可是,娜拉跟著她也轉向西去了,即我們前天晚上和昨天中午去的方向。
若雪轉過頭來看了我們一下,說:想一起走走?
我說:是應該一起走走了。很久沒有一起走走了。
我們走出了幾公里,然後在兩塊礁石上坐了下來。正好是我和娜拉前天晚上一開始時坐的地方。
我們在這裡坐了很久。我發現,不知道從什麼時候開始,雲吳控制了話語權。也就是說,總是他在挑起話題。雖然他挑起的都是老話題,至少都是七年前的話題,可是他卻總有話題可挑。
當然了,在這個完全封閉的地方,我們真的沒有許多可談的話題。雲吳說得最多的是我們所裡的事,估計這些事他翻來覆去地跟若雪也說過很多遍了。也許因為我在場,他說到了我的導師馬大域。馬教授的一些軼聞,家事。然後他又說到在奧曼機場先後倒下的紀印和戴秉讀。這可能是我在這裡聽到的新話題了。他說:這兩個人我都挺熟的,老戴的老婆跟我的前妻還是好朋友。他們如果死在奧曼,也許還真是他們的福氣。至少他們的屍體或者骨灰已經回到他們家裡人那裡了,也少了一份牽掛。
我不時接一下他的話題。結果幾乎變成了兩個男人的交流。這是很反常的,因為許多人說三個女人一臺戲,女人多的地方話多,結果卻變成了女人在的地方男人話多。我暗笑著。

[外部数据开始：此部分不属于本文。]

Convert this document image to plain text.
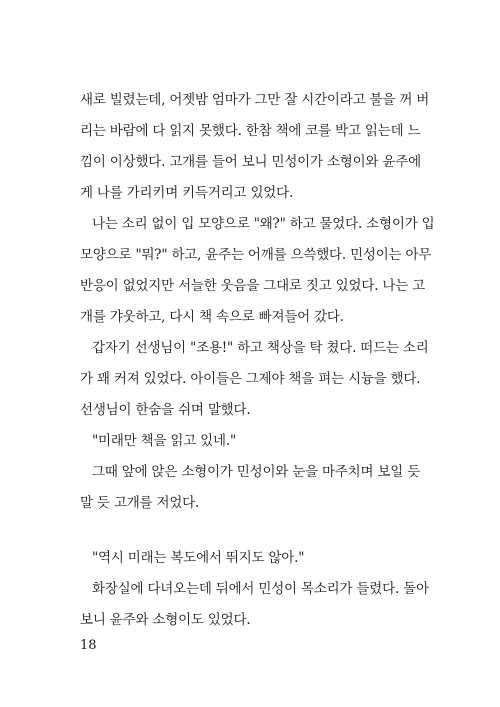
새로 빌렸는데, 어젯밤 엄마가 그만 잘 시간이라고 불을 꺼 버
리는 바람에 다 읽지 못했다. 한참 책에 코를 박고 읽는데 느
낌이 이상했다. 고개를 들어 보니 민성이가 소형이와 윤주에
게 나를 가리키며 키득거리고 있었다.
나는 소리 없이 입 모양으로 "왜?" 하고 물었다. 소형이가 입
모양으로 "뭐?" 하고, 윤주는 어깨를 으쓱했다. 민성이는 아무
반응이 없었지만 서늘한 웃음을 그대로 짓고 있었다. 나는 고
개를 갸웃하고, 다시 책 속으로 빠져들어 갔다.
갑자기 선생님이 "조용!" 하고 책상을 탁 쳤다. 떠드는 소리
가 꽤 커져 있었다. 아이들은 그제야 책을 펴는 시늉을 했다.
선생님이 한숨을 쉬며 말했다.
"미래만 책을 읽고 있네."
그때 앞에 앉은 소형이가 민성이와 눈을 마주치며 보일 듯
말 듯 고개를 저었다.
"역시 미래는 복도에서 뛰지도 않아."
화장실에 다녀오는데 뒤에서 민성이 목소리가 들렸다. 돌아
보니 윤주와 소형이도 있었다.
18
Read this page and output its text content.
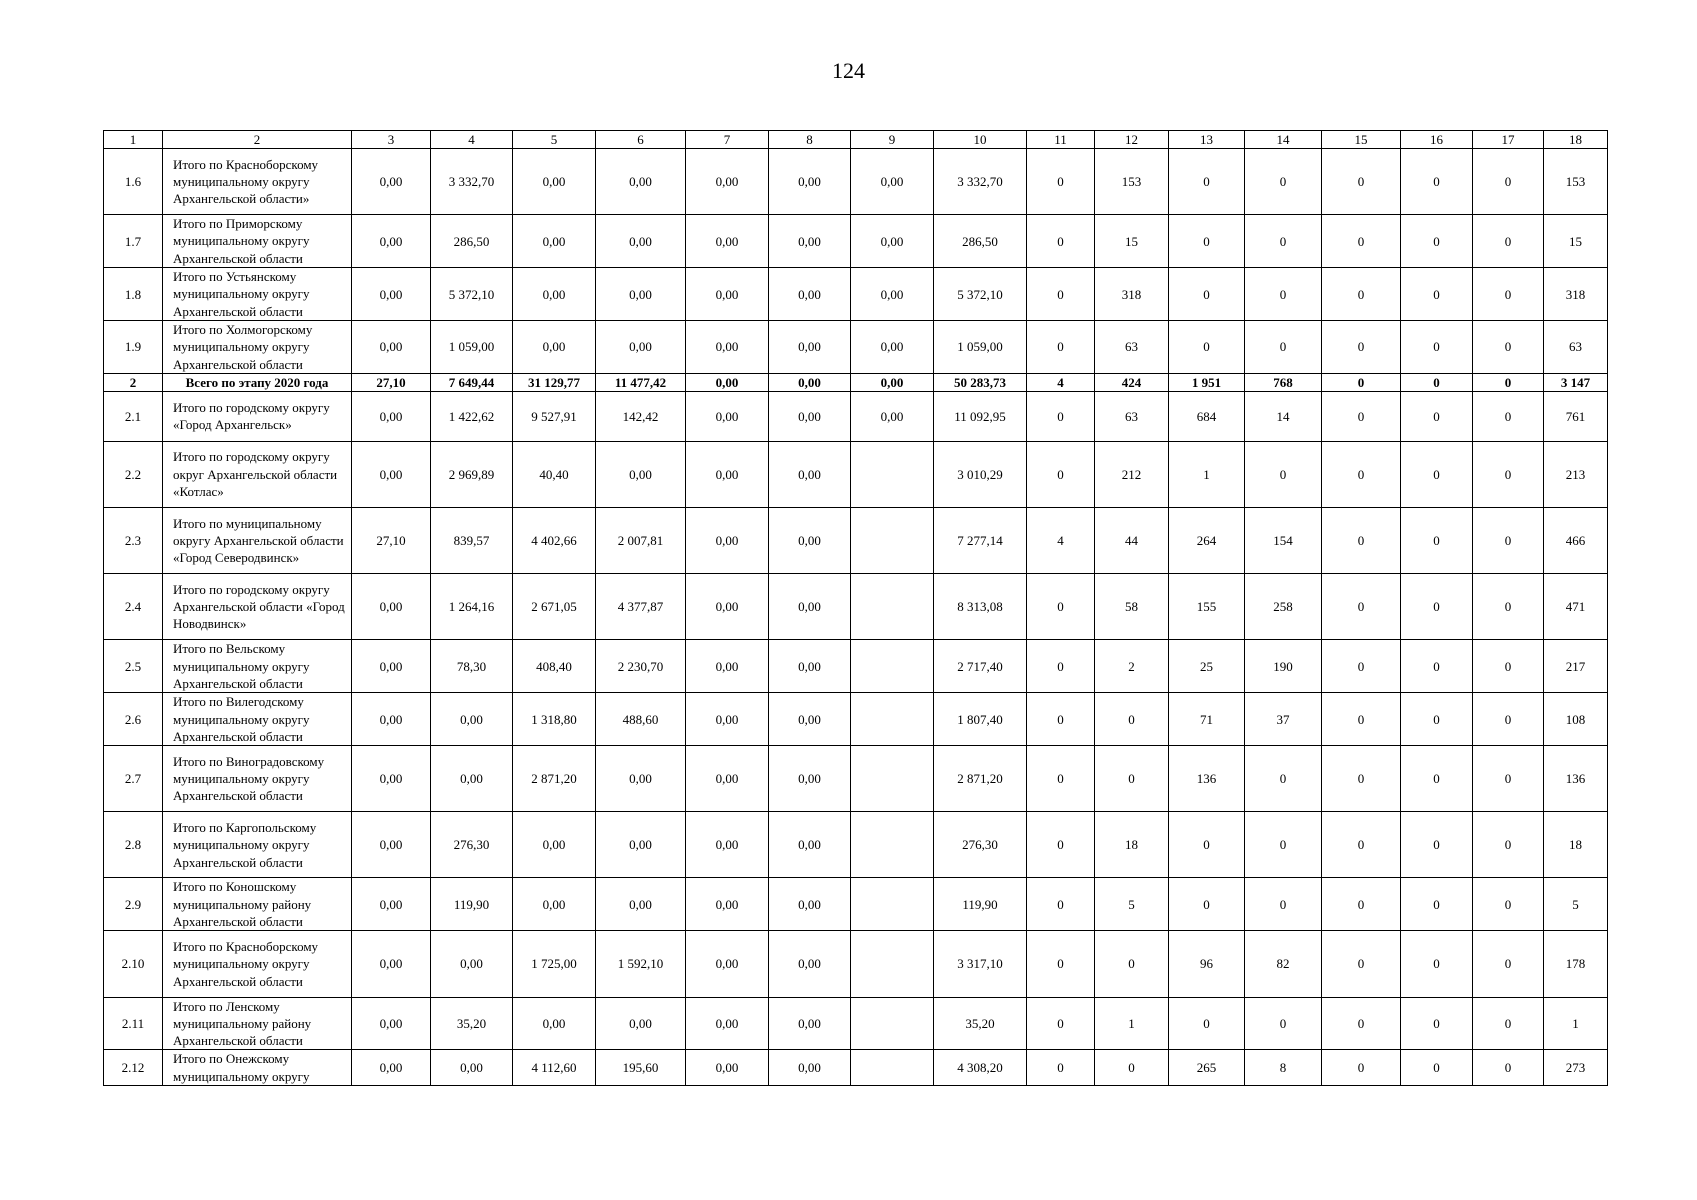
124
1	2	3	4	5	6	7	8	9	10	11	12	13	14	15	16	17	18
1.6	Итого по Красноборскому муниципальному округу Архангельской области»	0,00	3 332,70	0,00	0,00	0,00	0,00	0,00	3 332,70	0	153	0	0	0	0	0	153
1.7	Итого по Приморскому муниципальному округу Архангельской области	0,00	286,50	0,00	0,00	0,00	0,00	0,00	286,50	0	15	0	0	0	0	0	15
1.8	Итого по Устьянскому муниципальному округу Архангельской области	0,00	5 372,10	0,00	0,00	0,00	0,00	0,00	5 372,10	0	318	0	0	0	0	0	318
1.9	Итого по Холмогорскому муниципальному округу Архангельской области	0,00	1 059,00	0,00	0,00	0,00	0,00	0,00	1 059,00	0	63	0	0	0	0	0	63
2	Всего по этапу 2020 года	27,10	7 649,44	31 129,77	11 477,42	0,00	0,00	0,00	50 283,73	4	424	1 951	768	0	0	0	3 147
2.1	Итого по городскому округу «Город Архангельск»	0,00	1 422,62	9 527,91	142,42	0,00	0,00	0,00	11 092,95	0	63	684	14	0	0	0	761
2.2	Итого по городскому округу округ Архангельской области «Котлас»	0,00	2 969,89	40,40	0,00	0,00	0,00		3 010,29	0	212	1	0	0	0	0	213
2.3	Итого по муниципальному округу Архангельской области «Город Северодвинск»	27,10	839,57	4 402,66	2 007,81	0,00	0,00		7 277,14	4	44	264	154	0	0	0	466
2.4	Итого по городскому округу Архангельской области «Город Новодвинск»	0,00	1 264,16	2 671,05	4 377,87	0,00	0,00		8 313,08	0	58	155	258	0	0	0	471
2.5	Итого по Вельскому муниципальному округу Архангельской области	0,00	78,30	408,40	2 230,70	0,00	0,00		2 717,40	0	2	25	190	0	0	0	217
2.6	Итого по Вилегодскому муниципальному округу Архангельской области	0,00	0,00	1 318,80	488,60	0,00	0,00		1 807,40	0	0	71	37	0	0	0	108
2.7	Итого по Виноградовскому муниципальному округу Архангельской области	0,00	0,00	2 871,20	0,00	0,00	0,00		2 871,20	0	0	136	0	0	0	0	136
2.8	Итого по Каргопольскому муниципальному округу Архангельской области	0,00	276,30	0,00	0,00	0,00	0,00		276,30	0	18	0	0	0	0	0	18
2.9	Итого по Коношскому муниципальному району Архангельской области	0,00	119,90	0,00	0,00	0,00	0,00		119,90	0	5	0	0	0	0	0	5
2.10	Итого по Красноборскому муниципальному округу Архангельской области	0,00	0,00	1 725,00	1 592,10	0,00	0,00		3 317,10	0	0	96	82	0	0	0	178
2.11	Итого по Ленскому муниципальному району Архангельской области	0,00	35,20	0,00	0,00	0,00	0,00		35,20	0	1	0	0	0	0	0	1
2.12	Итого по Онежскому муниципальному округу	0,00	0,00	4 112,60	195,60	0,00	0,00		4 308,20	0	0	265	8	0	0	0	273
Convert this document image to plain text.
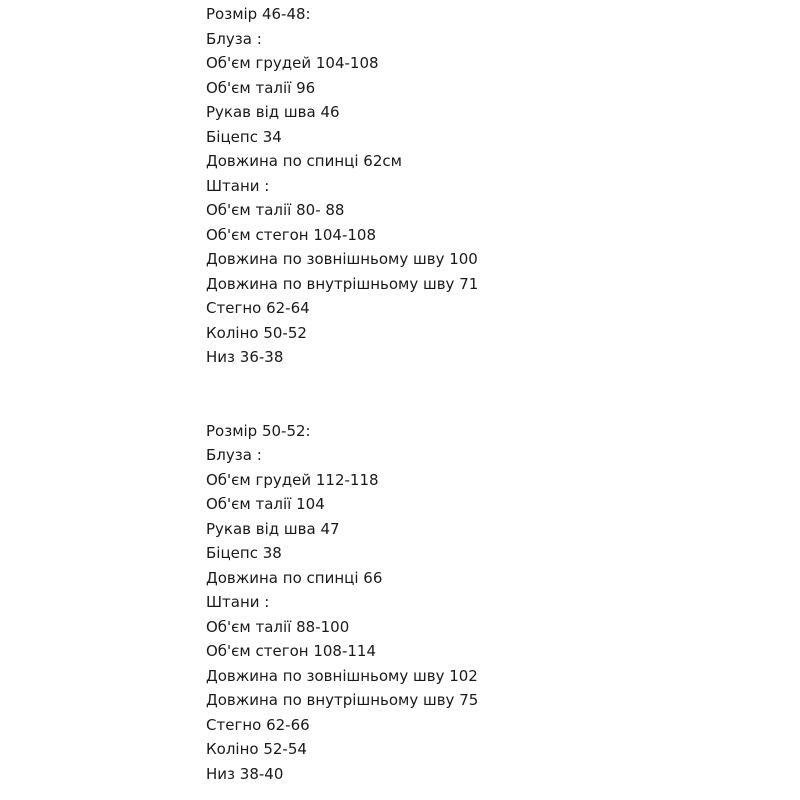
Розмір 46-48:
Блуза :
Об'єм грудей 104-108
Об'єм талії 96
Рукав від шва 46
Біцепс 34
Довжина по спинці 62см
Штани :
Об'єм талії 80- 88
Об'єм стегон 104-108
Довжина по зовнішньому шву 100
Довжина по внутрішньому шву 71
Стегно 62-64
Коліно 50-52
Низ 36-38
Розмір 50-52:
Блуза :
Об'єм грудей 112-118
Об'єм талії 104
Рукав від шва 47
Біцепс 38
Довжина по спинці 66
Штани :
Об'єм талії 88-100
Об'єм стегон 108-114
Довжина по зовнішньому шву 102
Довжина по внутрішньому шву 75
Стегно 62-66
Коліно 52-54
Низ 38-40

而這兩個女人,一高一不那麼高的兩個西方樣子的女人,卻幾乎一直在入定著,或者說在發呆著。
只有在雲吳提到黃海浪的時候,高大的、頭髮和眉毛都淡黃到了接近白色的那個女人即若雪(我有時候在想,這時候也在想,若雪這個漢語名字太合適了,若雪的爸爸看來在給若雪起名字的時候是有神在一邊指點的),她才轉過了頭來,好象想要說什麼。可是什麼也沒有說。仍然保持著那種固定狀態或者我說的入定狀態。
海邊是最適合發呆或者入定的地方。
在若雪站起來、雲吳跟著站起來的時候,若雪說:你們不回去嗎?天快黑了。
娜拉說:你們先走吧。我想再坐一會兒。
這好象是娜拉今天在這裡坐下來後說的第一句話。
我說:那你們先走吧。
雲吳說:你得擔起男子漢的責任噢。
他這句話的意思也可以理解成,他跟著若雪走是擔起男子漢的責任。
我揮了揮手。
隨著他們之走遠,地面上的光線真的暗了下來,儘管天空和大海還紅著。跟前天的時間點差不多。
我說:走吧?
娜拉站了起來,說:走。
我說:怎麼了?還到那裡去?
她說:你沒有發現嗎?今天的海平面和水位特別低。